Lola y Joselo, se juntaron, para hacer un juego serio de la vida, sin importar los hijos que vinieran. «Todos traían su pan debajo el brazo». En cinco años tuvieron tres hijos, y al final se cansaron de mirarse las caras y caminar con reglas fijas para la crianza de los hijos. Joselo se retiró de la casa y Lola volvió con sus tres hijos, a escuchar las melodías de su padre, sus encantos, se mostraban ahora un poco marchitos, pero todavía se marcaba la impronta de su fogosidad, que hacía girar las miradas de los hombres que la veían pasar.

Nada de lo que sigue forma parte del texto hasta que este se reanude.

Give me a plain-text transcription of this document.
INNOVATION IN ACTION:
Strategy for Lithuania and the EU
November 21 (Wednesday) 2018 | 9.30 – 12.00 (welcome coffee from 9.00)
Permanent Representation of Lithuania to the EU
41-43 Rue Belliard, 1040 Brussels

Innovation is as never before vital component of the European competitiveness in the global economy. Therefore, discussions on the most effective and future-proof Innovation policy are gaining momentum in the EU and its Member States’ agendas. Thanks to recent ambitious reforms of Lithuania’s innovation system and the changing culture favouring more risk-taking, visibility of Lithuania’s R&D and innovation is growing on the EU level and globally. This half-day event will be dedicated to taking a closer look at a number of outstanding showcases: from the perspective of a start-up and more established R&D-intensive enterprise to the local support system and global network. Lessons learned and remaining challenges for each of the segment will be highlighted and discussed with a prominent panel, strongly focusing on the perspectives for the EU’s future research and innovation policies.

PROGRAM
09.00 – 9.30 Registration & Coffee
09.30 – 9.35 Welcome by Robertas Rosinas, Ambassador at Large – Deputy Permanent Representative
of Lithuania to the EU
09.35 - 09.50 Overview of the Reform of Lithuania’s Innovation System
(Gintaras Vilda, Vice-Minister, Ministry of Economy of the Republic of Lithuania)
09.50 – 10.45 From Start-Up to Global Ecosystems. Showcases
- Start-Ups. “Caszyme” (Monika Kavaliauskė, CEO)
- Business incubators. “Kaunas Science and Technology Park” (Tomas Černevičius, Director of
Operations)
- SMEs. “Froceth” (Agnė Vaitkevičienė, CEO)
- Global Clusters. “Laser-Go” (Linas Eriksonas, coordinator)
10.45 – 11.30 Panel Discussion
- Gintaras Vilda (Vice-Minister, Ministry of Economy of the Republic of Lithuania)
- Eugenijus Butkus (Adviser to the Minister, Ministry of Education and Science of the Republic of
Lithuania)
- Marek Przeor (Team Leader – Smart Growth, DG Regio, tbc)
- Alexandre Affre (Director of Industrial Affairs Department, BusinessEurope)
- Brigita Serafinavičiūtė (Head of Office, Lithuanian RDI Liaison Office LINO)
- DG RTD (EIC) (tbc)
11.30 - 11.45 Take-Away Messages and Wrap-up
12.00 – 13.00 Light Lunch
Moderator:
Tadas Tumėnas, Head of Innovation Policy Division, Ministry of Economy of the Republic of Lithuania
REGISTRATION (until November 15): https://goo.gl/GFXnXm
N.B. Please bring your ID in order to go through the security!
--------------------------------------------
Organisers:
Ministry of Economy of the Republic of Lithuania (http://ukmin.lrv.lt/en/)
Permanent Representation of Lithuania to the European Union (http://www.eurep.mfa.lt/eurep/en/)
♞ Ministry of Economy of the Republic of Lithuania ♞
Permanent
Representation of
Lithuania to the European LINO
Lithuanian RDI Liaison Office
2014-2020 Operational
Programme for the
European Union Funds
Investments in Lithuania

Lola lavaba ropa de los estudiantes del Centro, lo que le permitía aumentar el dinero que le daba Joselo, para el sostenimiento de sus hijos. Y un día de flores negras que produjeron alegres esperanzas, sus oídos sintieron la percusión de la voz de un jíbaro, le cantaba una melodía de ensueño, que podía borrar la canción de la pobreza. Lola, apartada de los hijos entró al juego del Jíbaro y se convirtió en Lola, «La vendedora de ensueños», traficaba con piezas que producían fuegos artificiales, donde las vidas se diluían sin alcanzar las voces de la esperanza.
Aquel mar se extendió hasta Chira, la hija que había tenido con Pedro, la visitaba los domingo acompañada de su hermano, hasta cuando, Fedro miró las bondades de Chira y logró tocar su ternura con las palabras inventadas por los efectos de la Cannabis, la enamoró y naufragaron en aquel mar de sueños y voces perdidas, donde Lola pregona su venta sin llegar a conocer los últimos pasos del menor de sus hijos.